White, frazzly hair, a white beard,
sort of chubby, he'd order his
double espresso each morning, in
a small cup. He'd take it over to
the water, get a small, paper cup
of water, stare serenely and quite
meditatively out, totally still, in
thought (as I said, it was all very
religious, and I'd love watching it,
unerringly, each day's ritual was
the same). He'd slowly swish the
espresso cup and then take a sip,
drink it in, slow, eyes again closed,
moments passing  -  then he'd take
some water, I imagine to clear the
palate, and do it again, four or
five times, until all was done. And
that was it. We never, ever made
mention back and forth about this,
it was never referred to and he
never told me anything of what
was up. If he had Hungarian
Espresso Religion Syndrome,
or something, I never knew
about it. In the university scheme
of things he was big time, a dept.
head in Chemistry or the like.
Whether theoretical or real, I
never found out  -  it involved
many things, microbiology,
genetics, mathematics. One
Summer he had a staff for the
entire time, involved in some
long experiment that demanded
daily and nearly constant 
attention, to something.
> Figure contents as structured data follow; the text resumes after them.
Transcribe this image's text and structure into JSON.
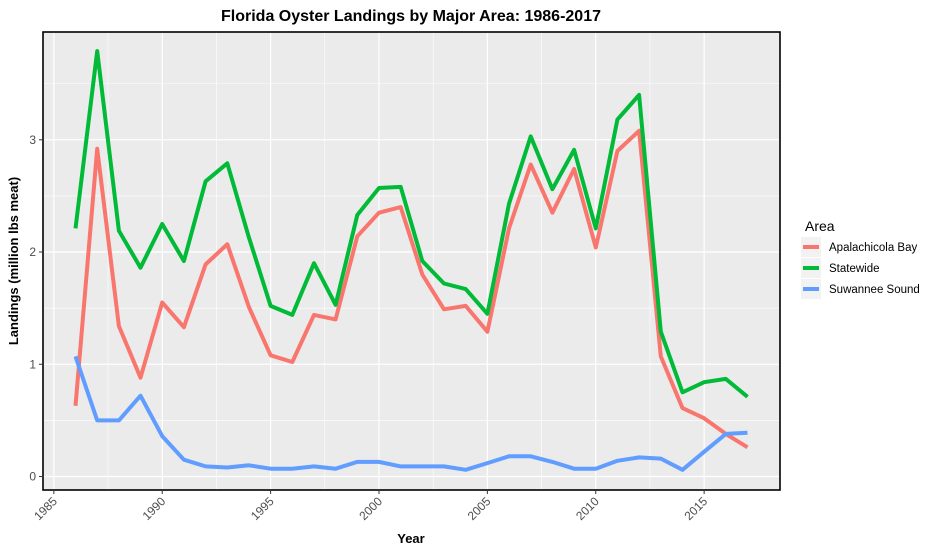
{
  "chart_data": {
    "type": "line",
    "title": "Florida Oyster Landings by Major Area: 1986-2017",
    "xlabel": "Year",
    "ylabel": "Landings (million lbs meat)",
    "xlim": [
      1984.5,
      2018.5
    ],
    "ylim": [
      -0.12,
      3.96
    ],
    "x_ticks": [
      1985,
      1990,
      1995,
      2000,
      2005,
      2010,
      2015
    ],
    "y_ticks": [
      0,
      1,
      2,
      3
    ],
    "grid": true,
    "legend": {
      "title": "Area",
      "placement": "right"
    },
    "x": [
      1986,
      1987,
      1988,
      1989,
      1990,
      1991,
      1992,
      1993,
      1994,
      1995,
      1996,
      1997,
      1998,
      1999,
      2000,
      2001,
      2002,
      2003,
      2004,
      2005,
      2006,
      2007,
      2008,
      2009,
      2010,
      2011,
      2012,
      2013,
      2014,
      2015,
      2016,
      2017
    ],
    "series": [
      {
        "name": "Apalachicola Bay",
        "color": "#F8766D",
        "values": [
          0.63,
          2.92,
          1.34,
          0.88,
          1.55,
          1.33,
          1.89,
          2.07,
          1.51,
          1.08,
          1.02,
          1.44,
          1.4,
          2.14,
          2.35,
          2.4,
          1.8,
          1.49,
          1.52,
          1.29,
          2.21,
          2.78,
          2.35,
          2.74,
          2.04,
          2.9,
          3.08,
          1.07,
          0.61,
          0.52,
          0.38,
          0.26
        ]
      },
      {
        "name": "Statewide",
        "color": "#00BA38",
        "values": [
          2.21,
          3.79,
          2.19,
          1.86,
          2.25,
          1.92,
          2.63,
          2.79,
          2.13,
          1.52,
          1.44,
          1.9,
          1.53,
          2.33,
          2.57,
          2.58,
          1.92,
          1.72,
          1.67,
          1.45,
          2.43,
          3.03,
          2.56,
          2.91,
          2.21,
          3.18,
          3.4,
          1.29,
          0.75,
          0.84,
          0.87,
          0.71
        ]
      },
      {
        "name": "Suwannee Sound",
        "color": "#619CFF",
        "values": [
          1.07,
          0.5,
          0.5,
          0.72,
          0.36,
          0.15,
          0.09,
          0.08,
          0.1,
          0.07,
          0.07,
          0.09,
          0.07,
          0.13,
          0.13,
          0.09,
          0.09,
          0.09,
          0.06,
          0.12,
          0.18,
          0.18,
          0.13,
          0.07,
          0.07,
          0.14,
          0.17,
          0.16,
          0.06,
          0.22,
          0.38,
          0.39
        ]
      }
    ]
  }
}
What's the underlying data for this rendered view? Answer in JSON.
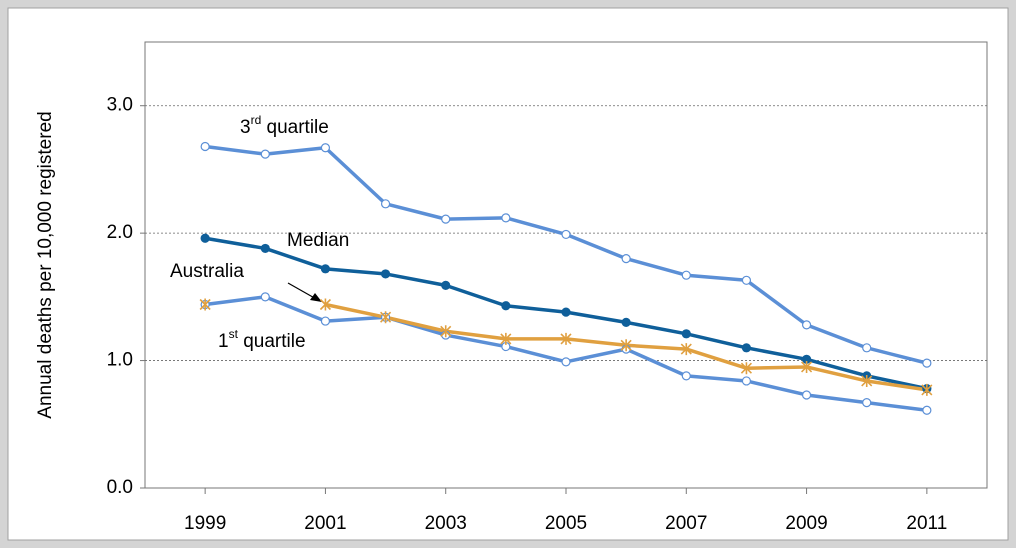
{
  "chart_data": {
    "type": "line",
    "y_label": "Annual deaths per 10,000 registered",
    "x": [
      1999,
      2000,
      2001,
      2002,
      2003,
      2004,
      2005,
      2006,
      2007,
      2008,
      2009,
      2010,
      2011
    ],
    "xlim": [
      1998,
      2012
    ],
    "xticks": [
      1999,
      2001,
      2003,
      2005,
      2007,
      2009,
      2011
    ],
    "ylim": [
      0,
      3.5
    ],
    "yticks": [
      {
        "value": 0,
        "label": "0.0"
      },
      {
        "value": 1,
        "label": "1.0"
      },
      {
        "value": 2,
        "label": "2.0"
      },
      {
        "value": 3,
        "label": "3.0"
      }
    ],
    "grid": true,
    "series": [
      {
        "name": "3rd quartile",
        "color": "#5b8fd6",
        "marker": "open-circle",
        "values": [
          2.68,
          2.62,
          2.67,
          2.23,
          2.11,
          2.12,
          1.99,
          1.8,
          1.67,
          1.63,
          1.28,
          1.1,
          0.98
        ]
      },
      {
        "name": "Median",
        "color": "#0f5f9a",
        "marker": "filled-circle",
        "values": [
          1.96,
          1.88,
          1.72,
          1.68,
          1.59,
          1.43,
          1.38,
          1.3,
          1.21,
          1.1,
          1.01,
          0.88,
          0.78
        ]
      },
      {
        "name": "1st quartile",
        "color": "#5b8fd6",
        "marker": "open-circle",
        "values": [
          1.44,
          1.5,
          1.31,
          1.34,
          1.2,
          1.11,
          0.99,
          1.09,
          0.88,
          0.84,
          0.73,
          0.67,
          0.61
        ]
      },
      {
        "name": "Australia",
        "color": "#e0a040",
        "marker": "star",
        "values": [
          1.44,
          null,
          1.44,
          1.34,
          1.23,
          1.17,
          1.17,
          1.12,
          1.09,
          0.94,
          0.95,
          0.84,
          0.77
        ]
      }
    ]
  }
}
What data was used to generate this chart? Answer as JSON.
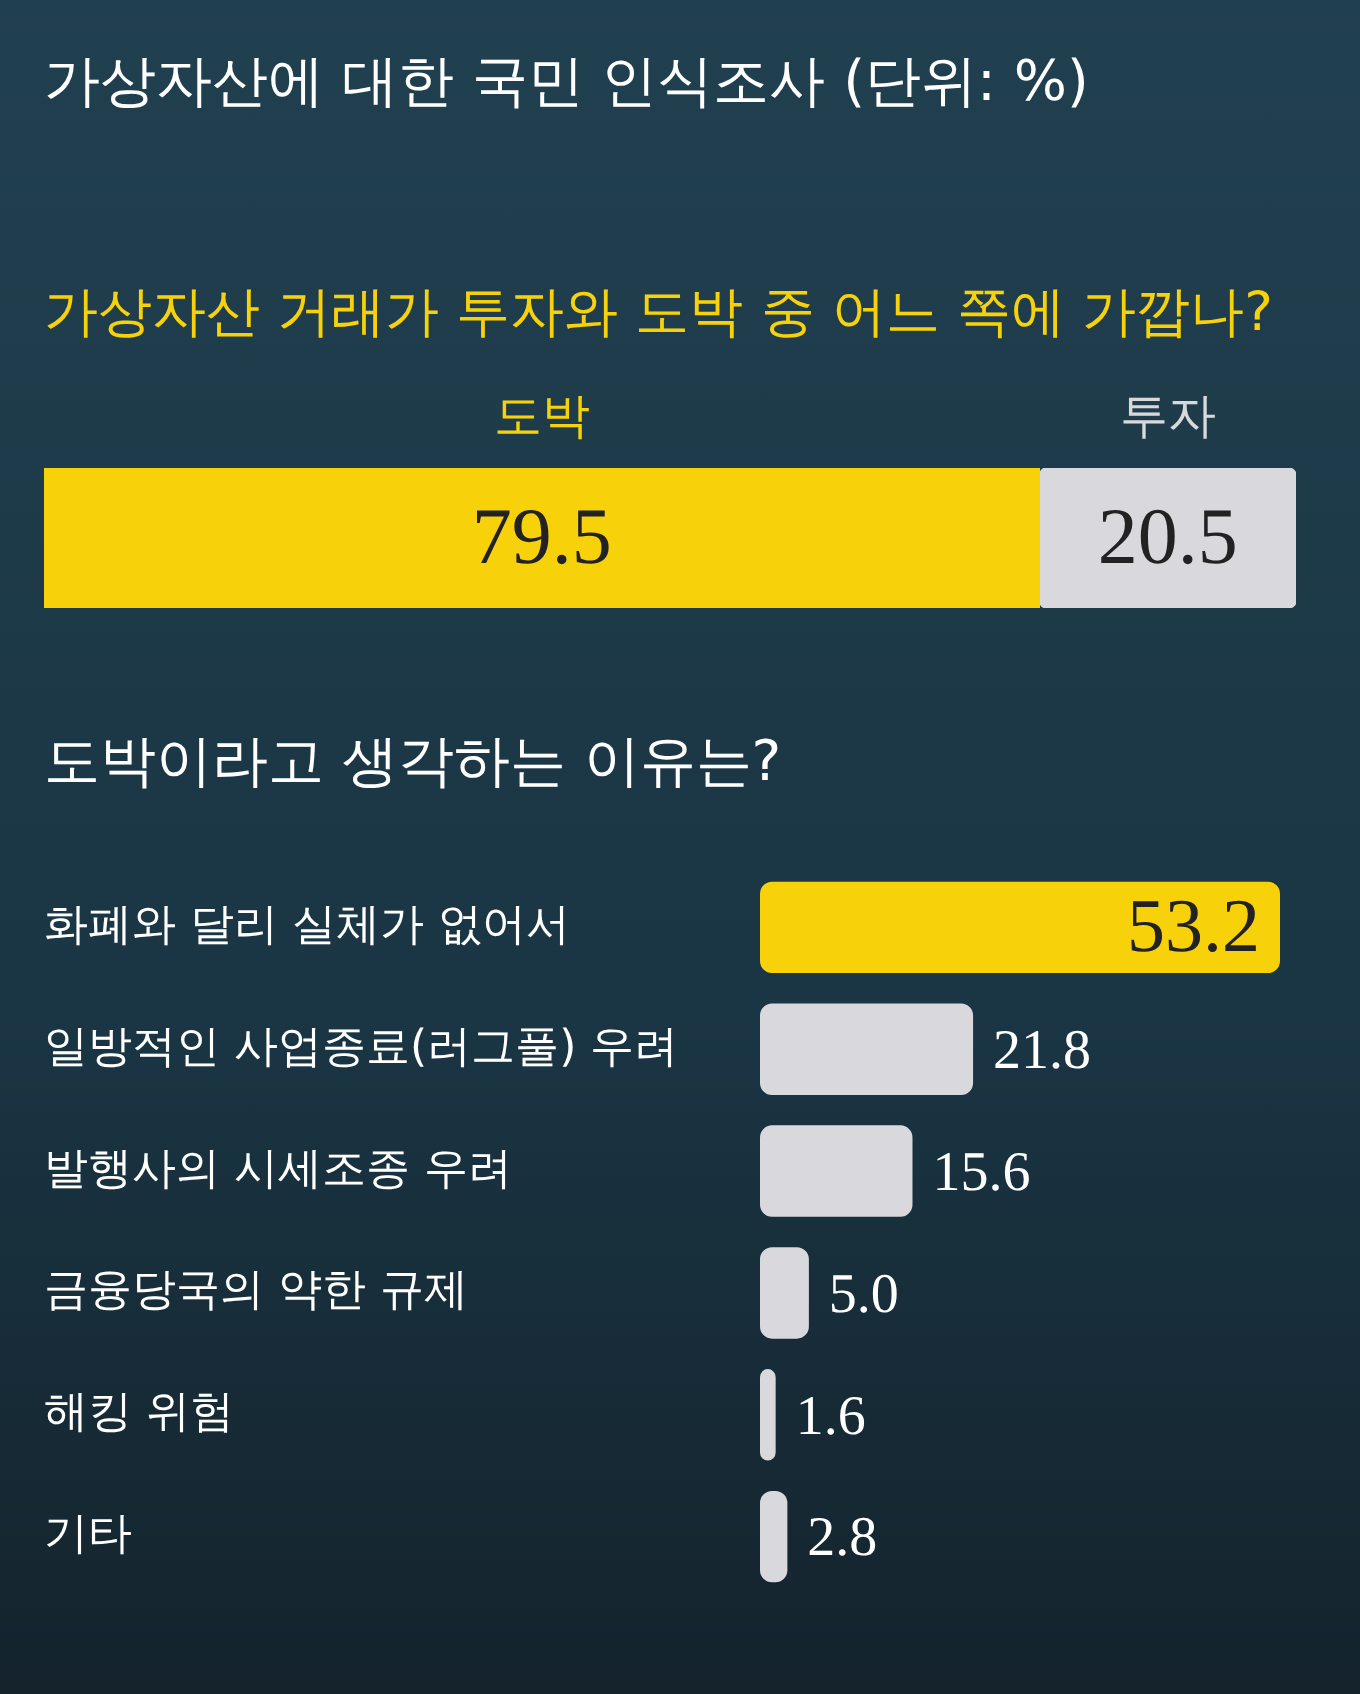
{
  "chart_data": [
    {
      "type": "bar",
      "title": "가상자산에 대한 국민 인식조사 (단위: %)",
      "subtitle": "가상자산 거래가 투자와 도박 중 어느 쪽에 가깝나?",
      "orientation": "horizontal",
      "stacked": true,
      "categories": [
        null
      ],
      "data_labels": true,
      "series": [
        {
          "name": "도박",
          "color": "#f7d20a",
          "values": [
            79.5
          ]
        },
        {
          "name": "투자",
          "color": "#d9d9dd",
          "values": [
            20.5
          ]
        }
      ]
    },
    {
      "type": "bar",
      "title": "도박이라고 생각하는 이유는?",
      "orientation": "horizontal",
      "categories": [
        "화폐와 달리 실체가 없어서",
        "일방적인 사업종료(러그풀) 우려",
        "발행사의 시세조종 우려",
        "금융당국의 약한 규제",
        "해킹 위험",
        "기타"
      ],
      "values": [
        53.2,
        21.8,
        15.6,
        5.0,
        1.6,
        2.8
      ],
      "colors": [
        "#f7d20a",
        "#d9d9dd",
        "#d9d9dd",
        "#d9d9dd",
        "#d9d9dd",
        "#d9d9dd"
      ],
      "value_labels": [
        "53.2",
        "21.8",
        "15.6",
        "5.0",
        "1.6",
        "2.8"
      ]
    }
  ]
}
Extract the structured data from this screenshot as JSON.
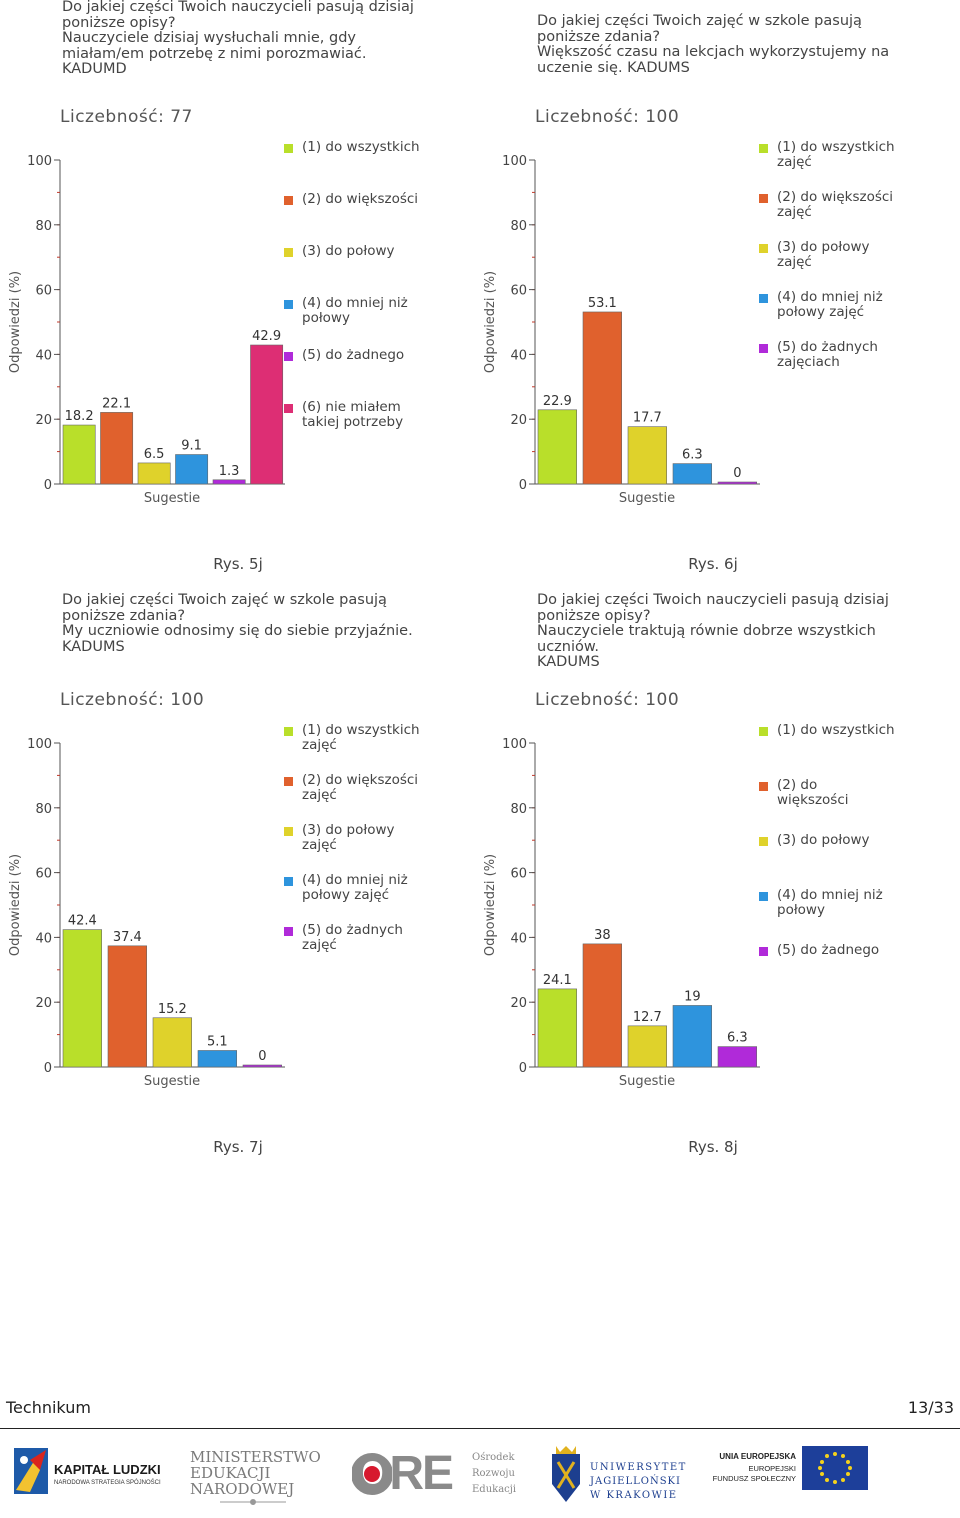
{
  "colors": {
    "c1": "#b9df2a",
    "c2": "#e0612d",
    "c3": "#dfd22b",
    "c4": "#2e94dd",
    "c5": "#b02ad9",
    "c6": "#dd2e74"
  },
  "chart_data": [
    {
      "type": "bar",
      "title": "Do jakiej części Twoich nauczycieli pasują dzisiaj poniższe opisy?\nNauczyciele dzisiaj wysłuchali mnie, gdy miałam/em potrzebę z nimi porozmawiać.\nKADUMD",
      "count_label": "Liczebność: 77",
      "xlabel": "Sugestie",
      "ylabel": "Odpowiedzi (%)",
      "ylim": [
        0,
        100
      ],
      "yticks": [
        0,
        20,
        40,
        60,
        80,
        100
      ],
      "categories": [
        "(1) do wszystkich",
        "(2) do większości",
        "(3) do połowy",
        "(4) do mniej niż połowy",
        "(5) do żadnego",
        "(6) nie miałem takiej potrzeby"
      ],
      "values": [
        18.2,
        22.1,
        6.5,
        9.1,
        1.3,
        42.9
      ],
      "value_labels": [
        "18.2",
        "22.1",
        "6.5",
        "9.1",
        "1.3",
        "42.9"
      ],
      "legend": [
        {
          "label": "(1) do wszystkich",
          "color": "#b9df2a"
        },
        {
          "label": "(2) do większości",
          "color": "#e0612d"
        },
        {
          "label": "(3) do połowy",
          "color": "#dfd22b"
        },
        {
          "label": "(4) do mniej niż\npołowy",
          "color": "#2e94dd"
        },
        {
          "label": "(5) do żadnego",
          "color": "#b02ad9"
        },
        {
          "label": "(6) nie miałem\ntakiej potrzeby",
          "color": "#dd2e74"
        }
      ],
      "caption": "Rys. 5j"
    },
    {
      "type": "bar",
      "title": "Do jakiej części Twoich zajęć w szkole pasują poniższe zdania?\nWiększość czasu na lekcjach wykorzystujemy na uczenie się. KADUMS",
      "count_label": "Liczebność: 100",
      "xlabel": "Sugestie",
      "ylabel": "Odpowiedzi (%)",
      "ylim": [
        0,
        100
      ],
      "yticks": [
        0,
        20,
        40,
        60,
        80,
        100
      ],
      "categories": [
        "(1) do wszystkich zajęć",
        "(2) do większości zajęć",
        "(3) do połowy zajęć",
        "(4) do mniej niż połowy zajęć",
        "(5) do żadnych zajęciach"
      ],
      "values": [
        22.9,
        53.1,
        17.7,
        6.3,
        0
      ],
      "value_labels": [
        "22.9",
        "53.1",
        "17.7",
        "6.3",
        "0"
      ],
      "legend": [
        {
          "label": "(1) do wszystkich\nzajęć",
          "color": "#b9df2a"
        },
        {
          "label": "(2) do większości\nzajęć",
          "color": "#e0612d"
        },
        {
          "label": "(3) do połowy\nzajęć",
          "color": "#dfd22b"
        },
        {
          "label": "(4) do mniej niż\npołowy zajęć",
          "color": "#2e94dd"
        },
        {
          "label": "(5) do żadnych\nzajęciach",
          "color": "#b02ad9"
        }
      ],
      "caption": "Rys. 6j"
    },
    {
      "type": "bar",
      "title": "Do jakiej części Twoich zajęć w szkole pasują poniższe zdania?\nMy uczniowie odnosimy się do siebie przyjaźnie.\nKADUMS",
      "count_label": "Liczebność: 100",
      "xlabel": "Sugestie",
      "ylabel": "Odpowiedzi (%)",
      "ylim": [
        0,
        100
      ],
      "yticks": [
        0,
        20,
        40,
        60,
        80,
        100
      ],
      "categories": [
        "(1) do wszystkich zajęć",
        "(2) do większości zajęć",
        "(3) do połowy zajęć",
        "(4) do mniej niż połowy zajęć",
        "(5) do żadnych zajęć"
      ],
      "values": [
        42.4,
        37.4,
        15.2,
        5.1,
        0
      ],
      "value_labels": [
        "42.4",
        "37.4",
        "15.2",
        "5.1",
        "0"
      ],
      "legend": [
        {
          "label": "(1) do wszystkich\nzajęć",
          "color": "#b9df2a"
        },
        {
          "label": "(2) do większości\nzajęć",
          "color": "#e0612d"
        },
        {
          "label": "(3) do połowy\nzajęć",
          "color": "#dfd22b"
        },
        {
          "label": "(4) do mniej niż\npołowy zajęć",
          "color": "#2e94dd"
        },
        {
          "label": "(5) do żadnych\nzajęć",
          "color": "#b02ad9"
        }
      ],
      "caption": "Rys. 7j"
    },
    {
      "type": "bar",
      "title": "Do jakiej części Twoich nauczycieli pasują dzisiaj poniższe opisy?\nNauczyciele traktują równie dobrze wszystkich uczniów.\nKADUMS",
      "count_label": "Liczebność: 100",
      "xlabel": "Sugestie",
      "ylabel": "Odpowiedzi (%)",
      "ylim": [
        0,
        100
      ],
      "yticks": [
        0,
        20,
        40,
        60,
        80,
        100
      ],
      "categories": [
        "(1) do wszystkich",
        "(2) do większości",
        "(3) do połowy",
        "(4) do mniej niż połowy",
        "(5) do żadnego"
      ],
      "values": [
        24.1,
        38,
        12.7,
        19,
        6.3
      ],
      "value_labels": [
        "24.1",
        "38",
        "12.7",
        "19",
        "6.3"
      ],
      "legend": [
        {
          "label": "(1) do wszystkich",
          "color": "#b9df2a"
        },
        {
          "label": "(2) do\nwiększości",
          "color": "#e0612d"
        },
        {
          "label": "(3) do połowy",
          "color": "#dfd22b"
        },
        {
          "label": "(4) do mniej niż\npołowy",
          "color": "#2e94dd"
        },
        {
          "label": "(5) do żadnego",
          "color": "#b02ad9"
        }
      ],
      "caption": "Rys. 8j"
    }
  ],
  "footer": {
    "left": "Technikum",
    "right": "13/33"
  },
  "logos": {
    "kl_title": "KAPITAŁ LUDZKI",
    "kl_sub": "NARODOWA STRATEGIA SPÓJNOŚCI",
    "men_line1": "MINISTERSTWO",
    "men_line2": "EDUKACJI",
    "men_line3": "NARODOWEJ",
    "ore_text": "ORE",
    "ore_line1": "Ośrodek",
    "ore_line2": "Rozwoju",
    "ore_line3": "Edukacji",
    "uj_line1": "UNIWERSYTET",
    "uj_line2": "JAGIELLOŃSKI",
    "uj_line3": "W KRAKOWIE",
    "eu_line1": "UNIA EUROPEJSKA",
    "eu_line2": "EUROPEJSKI",
    "eu_line3": "FUNDUSZ SPOŁECZNY"
  }
}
I was 
invited over to 'take a look' but  
-  you know, I never went. 
Amazingly, now, looking back.
One time he started going at 
me over an internal argument 
he and his people were having, 
or an argument then current 
in the theoretical-mathematics 
field, over whether 4 plus 5 
are the same, or yield the 
same results, as 5 plus 4.
Can you imagine! I had a
hard time with that  -  not 
because of the argument itself,
but more because I wanted it
for myself  - it seemed the 
perfect sort of crazy-assed 
stuff I'd go about proposing.
That crazy engine of self.

2 comments:

A commentor, or something said...

Or something, or something. This is a poem or something?

gary j. introne said...

oh stop your sniveling over form and category. It's whatever I want it to be, or something more, or something less. If you don't like the content, that's a different tale to weave.